Brown achieves in these portraits truth in representation because of his willingness to refrain from idealizing his subjects and his insistence on an approach that eschews sentimentality and special pleading. For example, Brown's masterful portrait of Uncle Joe may be attributed to his keen observation and his excellent ear for dialect. We hear Unc' Joe, the garrulous old Creole, in a one-sided dialogue with the narrator, expounding on educating his children and standing up to the gratuitous threats and intimidation of the whites and Cajuns in the parish. With a penchant for humor and understatement, Unc' Joe smiles at the narrator and says," 'You know, I gret big liar, me . . . / But still I kin do what I gots to do. / And dats no lie.' "When the narrator concludes "Unc' Joe, c'est drole," we agree (Poems 230).

Invariably Brown's poetry reveals an exploration of selfhood, a celebration of the strength and stoicism of Black people, and an abiding faith in the possibilities of their lives. Brown becomes the myth-maker, keeper of the images, preserver of values and definitions. As was the case in his life, Brown does not glorify or belittle race in his poetry.

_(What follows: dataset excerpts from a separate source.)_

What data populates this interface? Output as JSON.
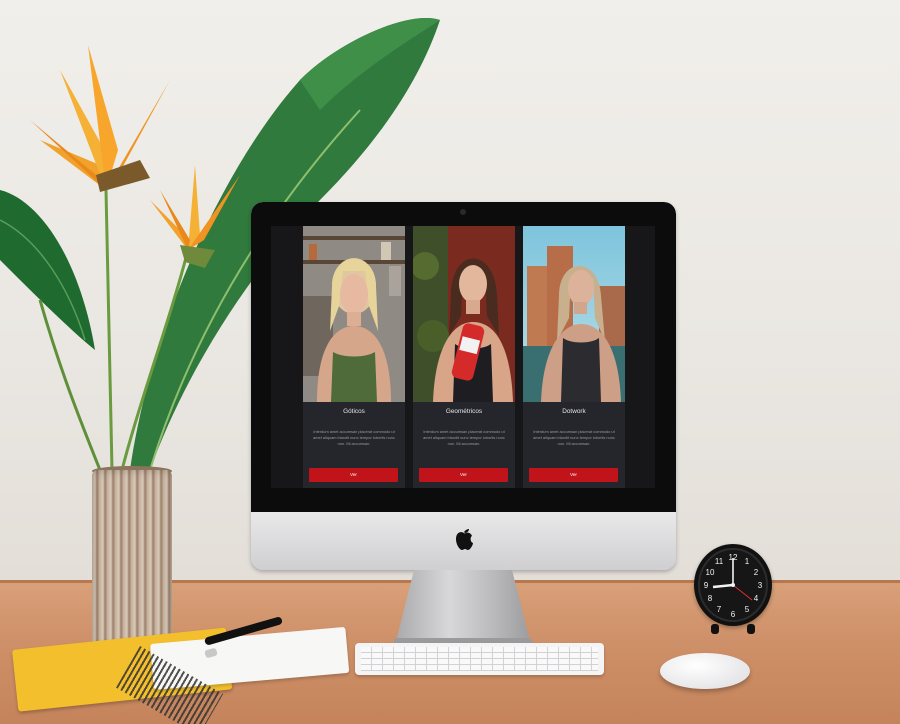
{
  "scene": {
    "description_colors": {
      "wall": "#ece9e4",
      "desk": "#d19670",
      "screen_bg": "#17171a",
      "card_bg": "#25262b",
      "button": "#c1131a",
      "notebook": "#f3bf2d"
    },
    "objects": [
      "plant-icon",
      "vase",
      "imac",
      "keyboard",
      "mouse",
      "notebook",
      "pen",
      "clock-icon"
    ]
  },
  "website": {
    "cards": [
      {
        "title": "Góticos",
        "text": "Interdum amet accumsan placerat commodo ut amet aliquam blandit nunc tempor lobortis nunc non. Mi accumsan.",
        "button": "Ver"
      },
      {
        "title": "Geométricos",
        "text": "Interdum amet accumsan placerat commodo ut amet aliquam blandit nunc tempor lobortis nunc non. Mi accumsan.",
        "button": "Ver"
      },
      {
        "title": "Dotwork",
        "text": "Interdum amet accumsan placerat commodo ut amet aliquam blandit nunc tempor lobortis nunc non. Mi accumsan.",
        "button": "Ver"
      }
    ]
  },
  "clock": {
    "numbers": [
      "12",
      "1",
      "2",
      "3",
      "4",
      "5",
      "6",
      "7",
      "8",
      "9",
      "10",
      "11"
    ]
  }
}
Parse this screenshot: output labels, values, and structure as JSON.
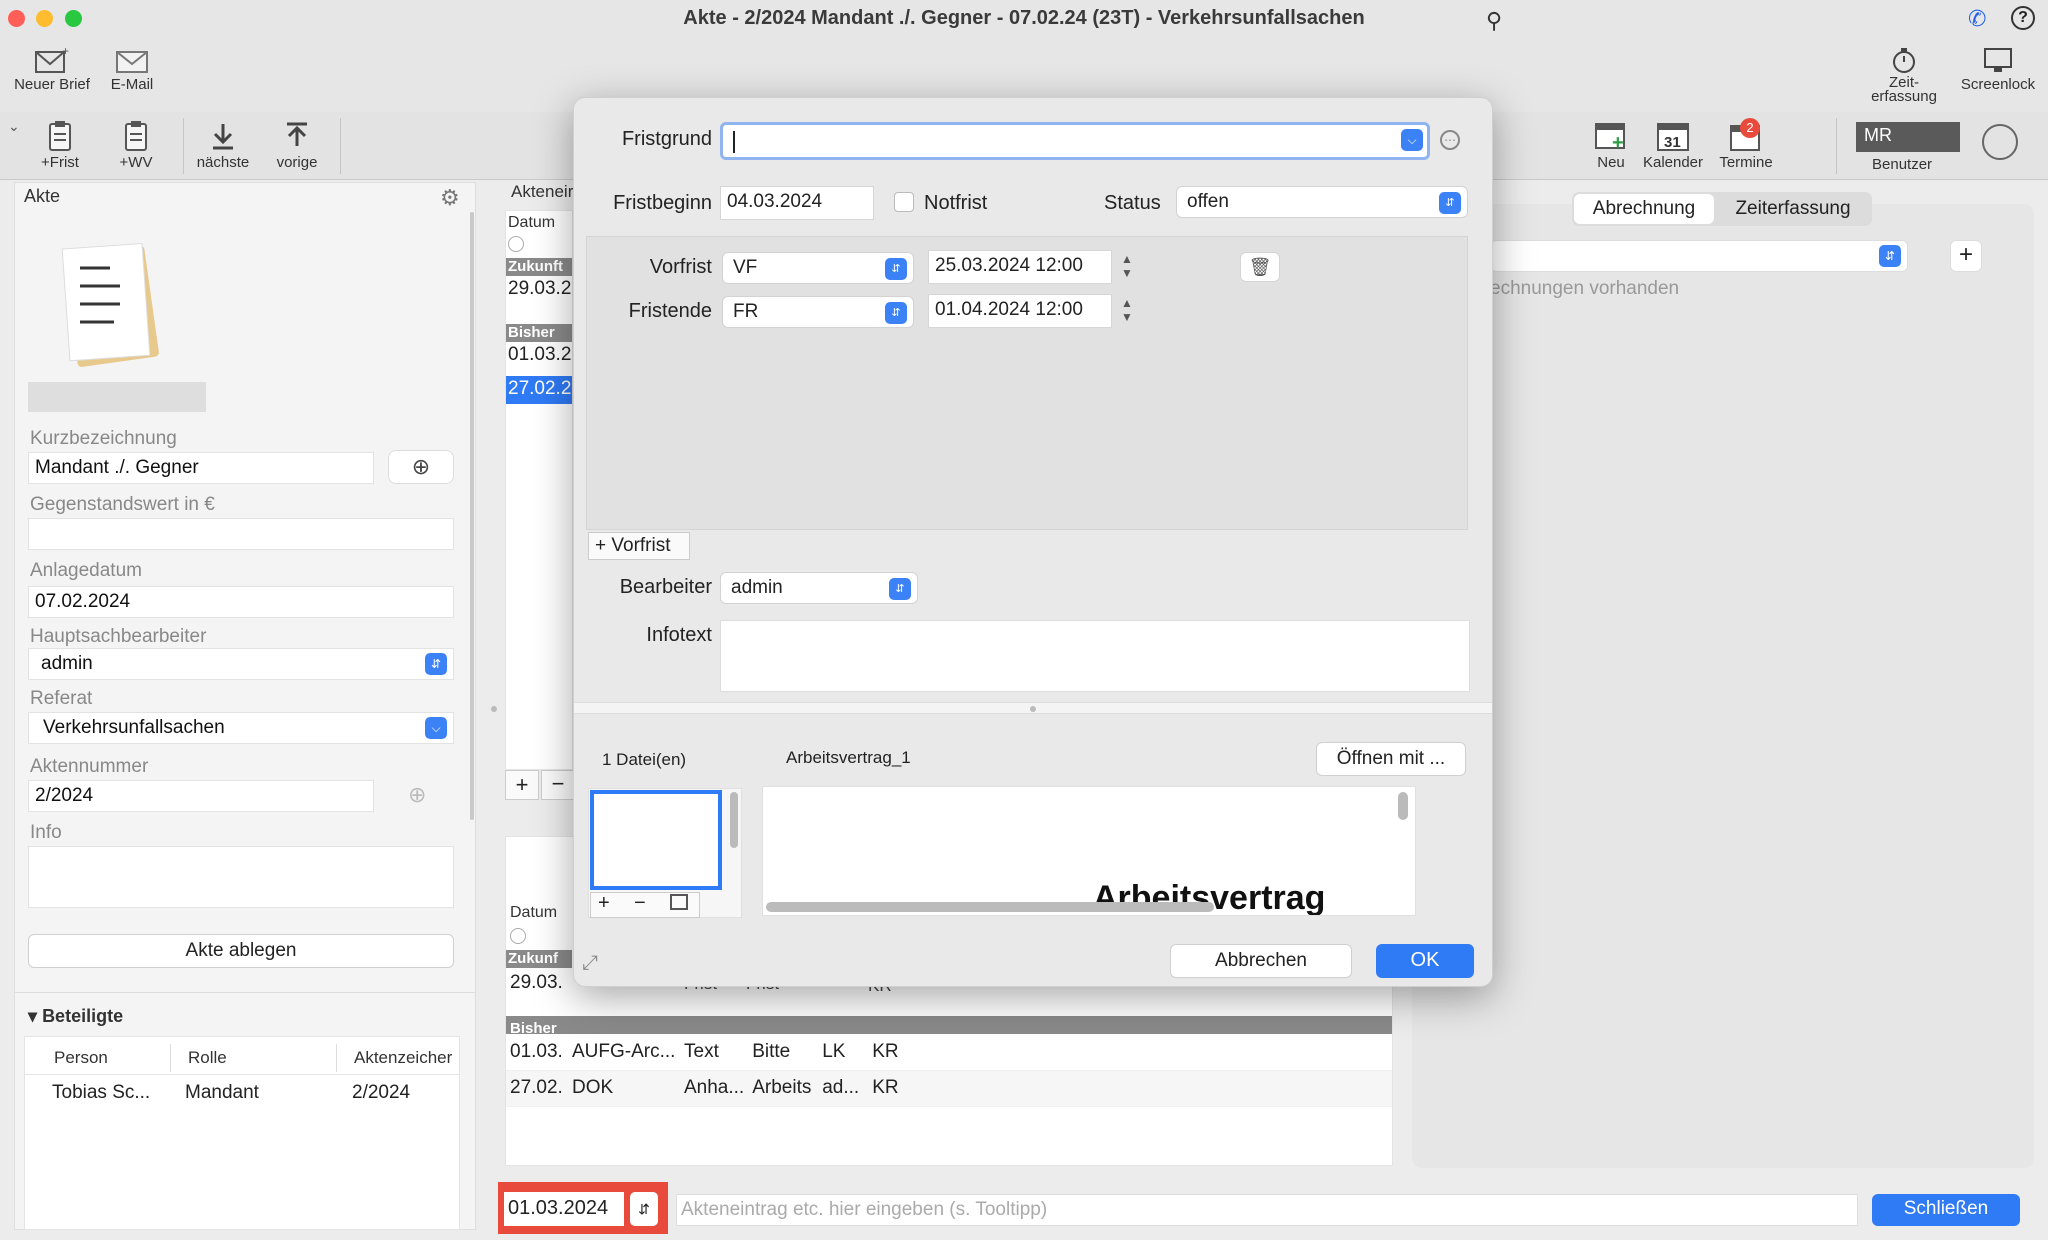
{
  "window": {
    "title": "Akte - 2/2024 Mandant ./. Gegner - 07.02.24 (23T) - Verkehrsunfallsachen"
  },
  "toolbar": {
    "new_letter": "Neuer Brief",
    "email": "E-Mail",
    "plus_frist": "+Frist",
    "plus_wv": "+WV",
    "next": "nächste",
    "prev": "vorige",
    "zeiterfassung": "Zeit-\nerfassung",
    "screenlock": "Screenlock",
    "neu": "Neu",
    "kalender": "Kalender",
    "kalender_day": "31",
    "termine": "Termine",
    "termine_badge": "2",
    "user_initials": "MR",
    "benutzer": "Benutzer"
  },
  "left": {
    "header": "Akte",
    "kurz_label": "Kurzbezeichnung",
    "kurz_value": "Mandant ./. Gegner",
    "gegen_label": "Gegenstandswert in €",
    "anlage_label": "Anlagedatum",
    "anlage_value": "07.02.2024",
    "haupt_label": "Hauptsachbearbeiter",
    "haupt_value": "admin",
    "referat_label": "Referat",
    "referat_value": "Verkehrsunfallsachen",
    "akten_label": "Aktennummer",
    "akten_value": "2/2024",
    "info_label": "Info",
    "ablegen": "Akte ablegen",
    "beteiligte": "Beteiligte",
    "cols": [
      "Person",
      "Rolle",
      "Aktenzeicher"
    ],
    "row": [
      "Tobias Sc...",
      "Mandant",
      "2/2024"
    ]
  },
  "mid": {
    "header": "Akteneir",
    "datum": "Datum",
    "zukunft": "Zukunft",
    "d1": "29.03.2",
    "bisher": "Bisher",
    "d2": "01.03.2",
    "d3": "27.02.2",
    "datum2": "Datum",
    "zukunft2": "Zukunf",
    "d4": "29.03.",
    "bisher2": "Bisher",
    "rows": [
      [
        "01.03.",
        "AUFG-Arc...",
        "Text",
        "Bitte",
        "LK",
        "KR"
      ],
      [
        "27.02.",
        "DOK",
        "Anha...",
        "Arbeits",
        "ad...",
        "KR"
      ]
    ],
    "partial": [
      "Frist",
      "Frist",
      "KR"
    ]
  },
  "right": {
    "tab1": "Abrechnung",
    "tab2": "Zeiterfassung",
    "none": "echnungen vorhanden"
  },
  "dialog": {
    "fristgrund_label": "Fristgrund",
    "fristgrund_value": "",
    "fristbeginn_label": "Fristbeginn",
    "fristbeginn_value": "04.03.2024",
    "notfrist": "Notfrist",
    "status_label": "Status",
    "status_value": "offen",
    "vorfrist_label": "Vorfrist",
    "vorfrist_type": "VF",
    "vorfrist_date": "25.03.2024 12:00",
    "fristende_label": "Fristende",
    "fristende_type": "FR",
    "fristende_date": "01.04.2024 12:00",
    "add_vorfrist": "+ Vorfrist",
    "bearbeiter_label": "Bearbeiter",
    "bearbeiter_value": "admin",
    "infotext_label": "Infotext",
    "files_count": "1 Datei(en)",
    "file_name": "Arbeitsvertrag_1",
    "open_with": "Öffnen mit ...",
    "preview_text": "Arbeitsvertrag",
    "cancel": "Abbrechen",
    "ok": "OK"
  },
  "bottom": {
    "date": "01.03.2024",
    "placeholder": "Akteneintrag etc. hier eingeben (s. Tooltipp)",
    "close": "Schließen"
  },
  "colors": {
    "accent": "#2f7af5",
    "red": "#e84b3c"
  }
}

His quest is to explore the wellsprings of the racial strength and endurance that he so often celebrates. In "Children's Children," Brown chastises those who would deny their heritage and identity:

They have forgotten What had to be endured -

That they, babbling young ones, With their paled faces, coppered lips, And sleek hair cajoled to Caucasian straightness,

Might drown the quiet voice of beauty With sensuous stridency;

And might, on hearing those memoirs of their sires, Giggle, And nudge each other's satin clad Sleek sides. . . . (Poems 104)

Brown's message is conveyed in language that is "simple, sensuous, and impassioned" (Gabbin 38). As vivid and vibrant as a Romare Bearden collage, Brown's poetry displays strikingly imaginative, metaphoric language somehow akin to that of the unknown bards. Whether Brown is describing the beautiful fallen woman whose life has been twisted by the corruption of Rampart Street in "Cloteel" or the young healer in "Parish Doctor" who tells the parishioners that "he's the best conjuh doctor . . . / North of New Orleans" (Poems 227), we sense in Brown's characterizations his intimacy with their humanity.